Unsicherheit mit meiner ersten eigenen Klasse

  • Hallo ihr Lieben,
    ich habe jetzt seit dem letzten Sommer meine erste eigene Klasse. Im April 2014 habe ich mein Ref beendet. Ich bin also noch ganz frisch dabei. Es ist eine erste Klasse mit der ich total zufrieden bin. Auch die Eltern scheinen mit mir zufrieden zu sein. Ich habe aber das Problem, dass ich in manchen Bereichen so unsicher bin und nicht weiß, ob ich das alles so richtig mache. Im Kollegium bekomme ich meist nur so "Wischi-Waschi-"Antworten, wenn ich konkrete Fragen zur Umsetzung habe. Ich habe allerdings den Anspruch an mich, meine Kinder alle wirklich individuell zu fördern und es so gut wie möglich zu machen.

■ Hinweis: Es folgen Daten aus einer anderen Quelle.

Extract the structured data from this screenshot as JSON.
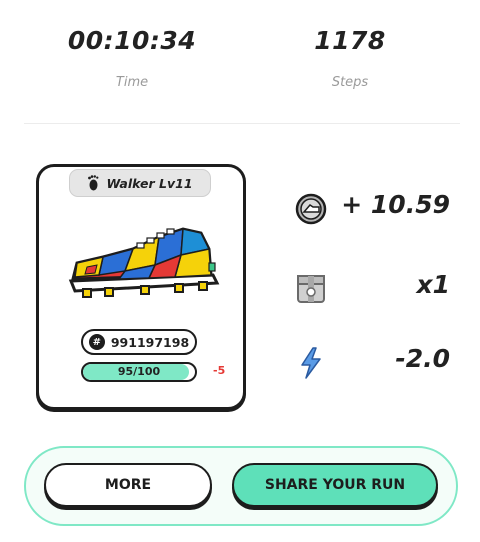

    Die individuelle Förderung ist aber gerade das, was mir so schwer fällt. Wie macht ihr das in der Umsetzung?? Bei 24 Kindern in der Klasse weiß ich oft nicht, wie ich jedem Kind gerecht werden soll. Ich habe manchma die Befürchtung, dass mir auch manche Kinder, die eher ruhig sind einfach durchgehen, wenn sie etwas noch nicht verstanden haben. Ich würde natürlich gerne einigen Kindern auch andere ABs z.B. in Mathe geben, aber das ist schwierig, da die Kinder ja noch nicht lesen können und ich nicht allen einzeln die Aufgaben erklären kann.
    Ein ganz konkretes Beispiel, wo ich mir den Kopf drüber zerbreche. Ich habe ein Mädchen, dass am Anfang sehr viel Unterricht verpasst hat, da ihre Mutter psychisch erkrankt war und den Alltag nicht bewältigen konnte. MEine Schülerin ist jetzt zwar seit längerem wieder regelmäßig da, aber sie hat natürlich sehr viel am Anfang verpasst. Mein Problem ist jetzt, dass ich nicht weiß, wie ich das wieder auffangen soll. Einige Kinder schreiben schon ganze Sätze ,dieses Mädchen erkennt kaum Buchstaben, bzw. deren Anlaute. Im Unterricht sitzt sie jetzt oft dabei und versucht mitzumachen, fängt aber immer wieder an zu weinen, weil sie nicht mitkommt. Da ich aber jetzt nicht ständig neben ihr sitzen kann um mit ihr alleine zu üben, weiß ich nicht wie ich das umsetzen soll... Habt ihr da eine Idee?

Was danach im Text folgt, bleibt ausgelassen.